Il faut sortir de l’affrontement des forces. En ne guérissant que quelques corps, Jésus signifie qu’il vient surtout guérir les cœurs. C’est de la prison de la violence et du péché qu’il vient nous libérer. Il appelle tout homme à devenir enfant de Dieu.

GRANDEUR DU BAPTISTE

L’évangile se termine par le grand éloge de Jean. Il n’était pas un roseau qui plie au gré des opinions ni un prédicateur cupide. D’un courage intrépide, d’un dénuement total, il a reçu la mission unique d’être non seulement un grand prophète mais “le messager que Dieu a envoyé pour préparer les chemins du Messie”. En ce sens il est le plus grand des hommes.

Mais il n’a pas soupçonné le tournant radical que le messie Jésus allait apporter. Avec Jean la page de l’histoire se tourne et la nouvelle, l’ultime page va s’ouvrir avec Jésus. Relisez les lettres de Paul pour redécouvrir l’émerveillement de l’apôtre et des convertis de Salonique ou de Corinthe qui fêtaient la joie de vivre la grâce que la foi en Jésus leur apportait. “Vous n’êtes plus sous la Loi mais sous la grâce”. Pour Jésus on supportait coups, injures, prisons, mort.

CONCLUSION

Jean ne comprenait pas pourquoi Jésus ne venait pas le libérer de sa prison.

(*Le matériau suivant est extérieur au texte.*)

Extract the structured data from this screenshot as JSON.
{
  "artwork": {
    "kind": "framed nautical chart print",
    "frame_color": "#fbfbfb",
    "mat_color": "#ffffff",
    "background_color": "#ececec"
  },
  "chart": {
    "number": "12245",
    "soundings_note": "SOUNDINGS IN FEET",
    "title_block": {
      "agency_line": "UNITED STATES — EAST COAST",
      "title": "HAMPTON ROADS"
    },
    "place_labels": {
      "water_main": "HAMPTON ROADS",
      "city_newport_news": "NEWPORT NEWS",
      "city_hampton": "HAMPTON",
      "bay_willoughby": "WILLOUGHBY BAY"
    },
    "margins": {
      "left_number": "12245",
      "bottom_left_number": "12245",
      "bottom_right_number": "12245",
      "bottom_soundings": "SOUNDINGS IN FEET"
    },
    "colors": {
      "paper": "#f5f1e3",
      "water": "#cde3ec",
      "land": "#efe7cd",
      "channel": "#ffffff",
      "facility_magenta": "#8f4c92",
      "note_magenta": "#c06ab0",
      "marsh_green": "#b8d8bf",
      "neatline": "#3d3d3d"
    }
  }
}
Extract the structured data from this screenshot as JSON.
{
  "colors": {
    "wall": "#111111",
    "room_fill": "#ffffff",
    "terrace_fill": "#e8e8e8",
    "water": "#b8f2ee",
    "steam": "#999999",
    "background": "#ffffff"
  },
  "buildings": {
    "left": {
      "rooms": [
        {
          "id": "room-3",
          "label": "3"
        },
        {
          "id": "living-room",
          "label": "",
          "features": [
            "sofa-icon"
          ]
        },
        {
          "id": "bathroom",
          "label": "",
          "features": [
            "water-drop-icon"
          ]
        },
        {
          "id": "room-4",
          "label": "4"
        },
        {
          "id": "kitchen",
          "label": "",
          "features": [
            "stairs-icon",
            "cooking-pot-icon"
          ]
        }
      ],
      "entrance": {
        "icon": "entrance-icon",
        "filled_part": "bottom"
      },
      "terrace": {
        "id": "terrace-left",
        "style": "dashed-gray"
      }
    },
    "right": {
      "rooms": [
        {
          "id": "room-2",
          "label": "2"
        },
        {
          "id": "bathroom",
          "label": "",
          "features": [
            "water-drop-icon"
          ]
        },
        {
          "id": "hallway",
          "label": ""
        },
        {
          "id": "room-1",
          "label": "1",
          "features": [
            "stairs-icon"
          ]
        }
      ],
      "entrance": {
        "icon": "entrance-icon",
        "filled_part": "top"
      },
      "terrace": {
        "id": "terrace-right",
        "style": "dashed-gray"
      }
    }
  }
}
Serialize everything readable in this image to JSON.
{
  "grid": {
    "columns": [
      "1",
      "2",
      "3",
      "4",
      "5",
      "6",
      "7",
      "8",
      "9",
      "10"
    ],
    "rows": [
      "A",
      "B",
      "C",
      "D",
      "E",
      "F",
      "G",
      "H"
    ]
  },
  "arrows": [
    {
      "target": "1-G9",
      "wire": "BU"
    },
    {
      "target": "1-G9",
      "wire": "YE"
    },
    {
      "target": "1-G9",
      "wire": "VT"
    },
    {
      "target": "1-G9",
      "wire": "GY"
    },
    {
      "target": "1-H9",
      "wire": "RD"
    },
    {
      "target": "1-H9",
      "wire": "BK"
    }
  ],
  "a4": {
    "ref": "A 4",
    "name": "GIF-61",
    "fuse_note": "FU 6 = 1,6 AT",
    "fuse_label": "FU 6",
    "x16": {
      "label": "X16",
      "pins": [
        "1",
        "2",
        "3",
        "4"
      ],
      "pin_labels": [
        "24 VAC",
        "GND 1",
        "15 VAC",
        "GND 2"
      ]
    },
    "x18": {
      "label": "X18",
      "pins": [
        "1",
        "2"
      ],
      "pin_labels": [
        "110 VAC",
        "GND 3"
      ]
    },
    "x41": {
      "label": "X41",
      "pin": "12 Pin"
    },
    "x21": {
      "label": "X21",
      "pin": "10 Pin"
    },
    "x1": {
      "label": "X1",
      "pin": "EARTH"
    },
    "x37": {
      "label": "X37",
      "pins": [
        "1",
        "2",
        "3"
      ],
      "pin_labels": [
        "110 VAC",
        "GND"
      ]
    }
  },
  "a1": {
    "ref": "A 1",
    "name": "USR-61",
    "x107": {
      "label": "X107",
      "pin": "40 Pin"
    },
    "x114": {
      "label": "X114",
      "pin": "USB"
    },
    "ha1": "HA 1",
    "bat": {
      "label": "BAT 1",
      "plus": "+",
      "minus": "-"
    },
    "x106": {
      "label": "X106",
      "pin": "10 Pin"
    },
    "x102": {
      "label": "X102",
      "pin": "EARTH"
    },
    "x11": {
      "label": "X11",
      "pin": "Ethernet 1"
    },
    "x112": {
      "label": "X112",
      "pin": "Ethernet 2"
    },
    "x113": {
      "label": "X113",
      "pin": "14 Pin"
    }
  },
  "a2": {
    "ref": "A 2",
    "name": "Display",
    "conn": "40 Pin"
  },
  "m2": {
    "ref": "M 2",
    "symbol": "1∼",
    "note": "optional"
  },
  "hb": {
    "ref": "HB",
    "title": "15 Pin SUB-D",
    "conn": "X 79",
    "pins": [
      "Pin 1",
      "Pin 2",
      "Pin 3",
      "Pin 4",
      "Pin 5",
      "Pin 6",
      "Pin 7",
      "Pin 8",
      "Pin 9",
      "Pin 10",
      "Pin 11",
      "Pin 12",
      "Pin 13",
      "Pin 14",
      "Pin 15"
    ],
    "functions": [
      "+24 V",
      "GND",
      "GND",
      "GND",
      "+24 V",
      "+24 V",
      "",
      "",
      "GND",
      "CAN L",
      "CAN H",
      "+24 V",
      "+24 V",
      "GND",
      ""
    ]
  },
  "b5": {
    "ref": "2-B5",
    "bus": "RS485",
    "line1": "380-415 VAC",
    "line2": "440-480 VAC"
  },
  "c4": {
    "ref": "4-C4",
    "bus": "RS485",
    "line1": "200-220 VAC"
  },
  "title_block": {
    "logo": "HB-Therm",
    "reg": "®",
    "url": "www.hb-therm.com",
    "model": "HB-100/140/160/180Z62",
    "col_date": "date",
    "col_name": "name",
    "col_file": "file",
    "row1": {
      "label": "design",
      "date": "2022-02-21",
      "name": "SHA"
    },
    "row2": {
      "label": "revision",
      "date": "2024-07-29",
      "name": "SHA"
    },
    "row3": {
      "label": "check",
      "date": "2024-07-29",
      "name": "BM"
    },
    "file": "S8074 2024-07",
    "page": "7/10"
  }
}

A sa suite, et aujourd’hui encore, des chrétiens sont désemparés par les malheurs qui leur surviennent et la non intervention de celui que l’Eglise appelle “le Sauveur”.

L’histoire récente raconte les efforts gigantesques de la modernité pour ôter toute valeur à l’Evangile, pour prouver l’inanité du salut chrétien et présenter des héros et des puissances capables de réaliser enfin ce que l’Eglise a échoué à faire depuis 20 siècles. D’autre part une religion assure que Jésus n’a constitué qu’une étape et qu’il faut croire désormais à un autre qui apporte le salut définitif.

Des multitudes sont ébranlées par ces réflexions et s’interrogent: : “Jésus est-il le Messie que Dieu annonçait ou ne faut-il pas en attendre un autre ?”. Certains ajoutent même: “Il ne faut plus croire à ces mythes mais lutter avec courage et détermination”.
Jésus nous enjoint comme aux délégués du Baptiste: “ Allez rapporter ce que vous voyez et entendez”. Sommes-nous capables de raconter les signes qui témoignent de l’efficacité de la foi, de montrer pourquoi nous restons convaincus de la présence active et unique du Sauveur Ressuscité ?

Si nous restons bouche bée, les brebis éloignées ne reviendront pas.